The AP (8/23, Pace), reporting from the site of Obama’s vacation in Massachusetts, also says the president faces a “daunting” fall, following a summer that has been “among the most productive stretches” of his presidency. The Los Angeles Times (8/24, Memoli) predicts that the “end-of-the-year stretch” will either “cement some of his biggest remaining goals — or hasten the arrival of dreaded irrelevance” for Obama, who according to the newspaper “heads into these fights seemingly ready for battle.”
Obama Urges Congress To Address “Stack Of Unfinished Business.” The Hill’s “Briefing Room” blog quoted Obama in his weekly media address as promoting “his administration’s economic achievements” while challenging Congress “to address a litany of issues” when it returns from recess in September. “Seven years after the worst economic crisis in generations, our economy continues to grow and create jobs,” Obama said. “Now, we need Congress to do its part to boost the economy” after it “left town for five full weeks — and they left behind a stack of unfinished business.” He urged lawmakers to renew the Ex-Im Bank and pass a budget for fiscal 2016.
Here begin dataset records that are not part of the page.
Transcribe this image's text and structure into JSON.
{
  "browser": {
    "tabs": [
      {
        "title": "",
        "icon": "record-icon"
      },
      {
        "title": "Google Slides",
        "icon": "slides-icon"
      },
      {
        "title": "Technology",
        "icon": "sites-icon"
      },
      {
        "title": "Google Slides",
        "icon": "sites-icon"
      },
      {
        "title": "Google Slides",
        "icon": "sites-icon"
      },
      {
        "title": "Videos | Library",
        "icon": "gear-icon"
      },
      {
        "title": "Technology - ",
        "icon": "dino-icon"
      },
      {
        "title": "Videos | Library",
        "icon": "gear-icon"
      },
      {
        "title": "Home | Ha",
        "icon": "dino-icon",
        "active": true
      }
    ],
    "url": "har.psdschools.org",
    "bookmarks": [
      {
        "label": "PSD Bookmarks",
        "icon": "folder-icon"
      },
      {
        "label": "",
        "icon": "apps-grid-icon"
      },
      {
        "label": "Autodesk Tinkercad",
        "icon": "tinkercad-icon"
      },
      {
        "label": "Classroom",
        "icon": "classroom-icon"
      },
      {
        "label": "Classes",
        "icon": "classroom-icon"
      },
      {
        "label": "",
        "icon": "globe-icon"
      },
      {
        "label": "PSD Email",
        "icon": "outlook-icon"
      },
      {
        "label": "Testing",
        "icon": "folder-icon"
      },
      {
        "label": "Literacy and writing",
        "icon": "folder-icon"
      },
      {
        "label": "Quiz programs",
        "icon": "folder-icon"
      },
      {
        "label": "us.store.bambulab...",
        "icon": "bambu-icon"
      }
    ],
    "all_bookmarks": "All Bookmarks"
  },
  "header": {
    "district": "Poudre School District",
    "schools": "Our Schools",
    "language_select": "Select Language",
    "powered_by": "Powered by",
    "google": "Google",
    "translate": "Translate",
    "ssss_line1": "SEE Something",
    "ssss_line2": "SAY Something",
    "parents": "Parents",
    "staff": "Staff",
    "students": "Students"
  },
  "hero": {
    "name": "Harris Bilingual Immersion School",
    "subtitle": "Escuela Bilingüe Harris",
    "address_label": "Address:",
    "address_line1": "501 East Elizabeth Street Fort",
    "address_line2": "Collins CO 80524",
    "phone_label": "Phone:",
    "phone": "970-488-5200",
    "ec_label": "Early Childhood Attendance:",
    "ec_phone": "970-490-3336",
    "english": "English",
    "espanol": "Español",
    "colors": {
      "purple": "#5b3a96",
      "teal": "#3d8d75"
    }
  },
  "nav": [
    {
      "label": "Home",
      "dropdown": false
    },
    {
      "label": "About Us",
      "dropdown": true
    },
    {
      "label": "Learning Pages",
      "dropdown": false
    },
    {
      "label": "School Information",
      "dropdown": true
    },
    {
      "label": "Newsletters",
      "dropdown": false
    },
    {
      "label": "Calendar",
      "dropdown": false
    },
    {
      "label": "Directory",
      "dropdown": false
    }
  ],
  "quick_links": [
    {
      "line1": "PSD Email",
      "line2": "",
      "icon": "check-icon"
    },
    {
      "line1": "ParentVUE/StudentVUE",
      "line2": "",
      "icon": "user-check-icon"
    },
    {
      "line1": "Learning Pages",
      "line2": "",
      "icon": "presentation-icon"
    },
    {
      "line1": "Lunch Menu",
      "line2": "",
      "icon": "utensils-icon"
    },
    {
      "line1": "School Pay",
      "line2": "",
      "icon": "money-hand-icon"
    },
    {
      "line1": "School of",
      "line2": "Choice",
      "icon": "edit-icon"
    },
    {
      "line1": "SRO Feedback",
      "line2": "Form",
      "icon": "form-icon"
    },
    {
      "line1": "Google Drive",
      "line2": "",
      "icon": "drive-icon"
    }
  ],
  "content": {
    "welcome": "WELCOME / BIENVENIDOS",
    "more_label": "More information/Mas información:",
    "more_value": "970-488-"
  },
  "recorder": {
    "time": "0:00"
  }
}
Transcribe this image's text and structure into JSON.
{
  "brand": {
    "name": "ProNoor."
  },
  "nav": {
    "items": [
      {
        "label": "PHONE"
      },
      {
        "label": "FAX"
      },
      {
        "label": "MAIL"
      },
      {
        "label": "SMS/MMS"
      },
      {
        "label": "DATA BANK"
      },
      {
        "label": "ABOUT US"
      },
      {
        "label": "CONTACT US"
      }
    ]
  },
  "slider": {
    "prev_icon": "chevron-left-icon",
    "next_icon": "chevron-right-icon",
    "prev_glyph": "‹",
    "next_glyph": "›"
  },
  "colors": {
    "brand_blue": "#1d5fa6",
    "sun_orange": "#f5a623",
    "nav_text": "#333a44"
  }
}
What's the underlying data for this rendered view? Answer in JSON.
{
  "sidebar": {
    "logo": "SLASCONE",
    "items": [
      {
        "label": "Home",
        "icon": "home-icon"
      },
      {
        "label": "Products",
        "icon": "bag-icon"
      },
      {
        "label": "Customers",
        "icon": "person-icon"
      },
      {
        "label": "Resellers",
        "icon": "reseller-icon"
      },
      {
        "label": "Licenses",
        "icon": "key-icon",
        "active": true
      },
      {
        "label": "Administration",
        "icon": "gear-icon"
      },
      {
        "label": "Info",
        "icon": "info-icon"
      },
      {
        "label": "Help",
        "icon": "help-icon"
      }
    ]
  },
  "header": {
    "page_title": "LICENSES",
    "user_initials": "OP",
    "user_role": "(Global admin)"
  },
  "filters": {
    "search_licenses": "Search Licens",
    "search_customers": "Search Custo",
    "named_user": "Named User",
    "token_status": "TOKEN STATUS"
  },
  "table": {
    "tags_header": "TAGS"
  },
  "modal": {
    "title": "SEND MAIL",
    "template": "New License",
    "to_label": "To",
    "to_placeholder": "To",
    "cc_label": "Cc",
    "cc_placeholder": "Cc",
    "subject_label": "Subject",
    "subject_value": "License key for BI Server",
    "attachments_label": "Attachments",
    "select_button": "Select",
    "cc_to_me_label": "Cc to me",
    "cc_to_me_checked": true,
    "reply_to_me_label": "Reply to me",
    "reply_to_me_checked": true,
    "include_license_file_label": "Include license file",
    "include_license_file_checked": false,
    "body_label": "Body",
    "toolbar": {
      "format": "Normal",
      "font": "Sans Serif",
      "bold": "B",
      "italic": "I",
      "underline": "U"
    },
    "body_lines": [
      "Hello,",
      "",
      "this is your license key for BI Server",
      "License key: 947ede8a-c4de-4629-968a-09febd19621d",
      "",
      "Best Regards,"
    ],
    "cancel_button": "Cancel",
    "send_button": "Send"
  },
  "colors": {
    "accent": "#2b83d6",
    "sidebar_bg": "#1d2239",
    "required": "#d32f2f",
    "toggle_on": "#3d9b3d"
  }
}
Former Senator And Governor George Allen: Ex-Im Charter Lapse Amounts To Unilateral Economic Disarmament. In an opinion piece for the Hampton Roads (VA) Virginian-Pilot (8/23), George Allen, Republican former US senator and Virginia governor and now co-chairman of the NAM’s Manufacturing Competitiveness Initiative, writes that “Congress failed thousands of small businesses and manufacturers by allowing the Ex-Im Bank’s charter to expire.” Citing NAM data about the self-sustaining Bank’s impact on businesses in Virginia as well as US exporters’ decreased competitiveness due to the absence of its credit financing, Allen says those hurt include American manufacturers, which “are now ineligible to bid on large infrastructure projects and sales of their products.” He urges “the small group of lawmakers standing in the way of” the Bank’s reinstatement to overcome their adherence to “an ideology that ignores the realities of the world we live in today.” Allen concludes, “Pass a long-term reauthorization of the Ex-Im Bank with reasonable reforms before any more damage is done to American jobs and manufacturers.”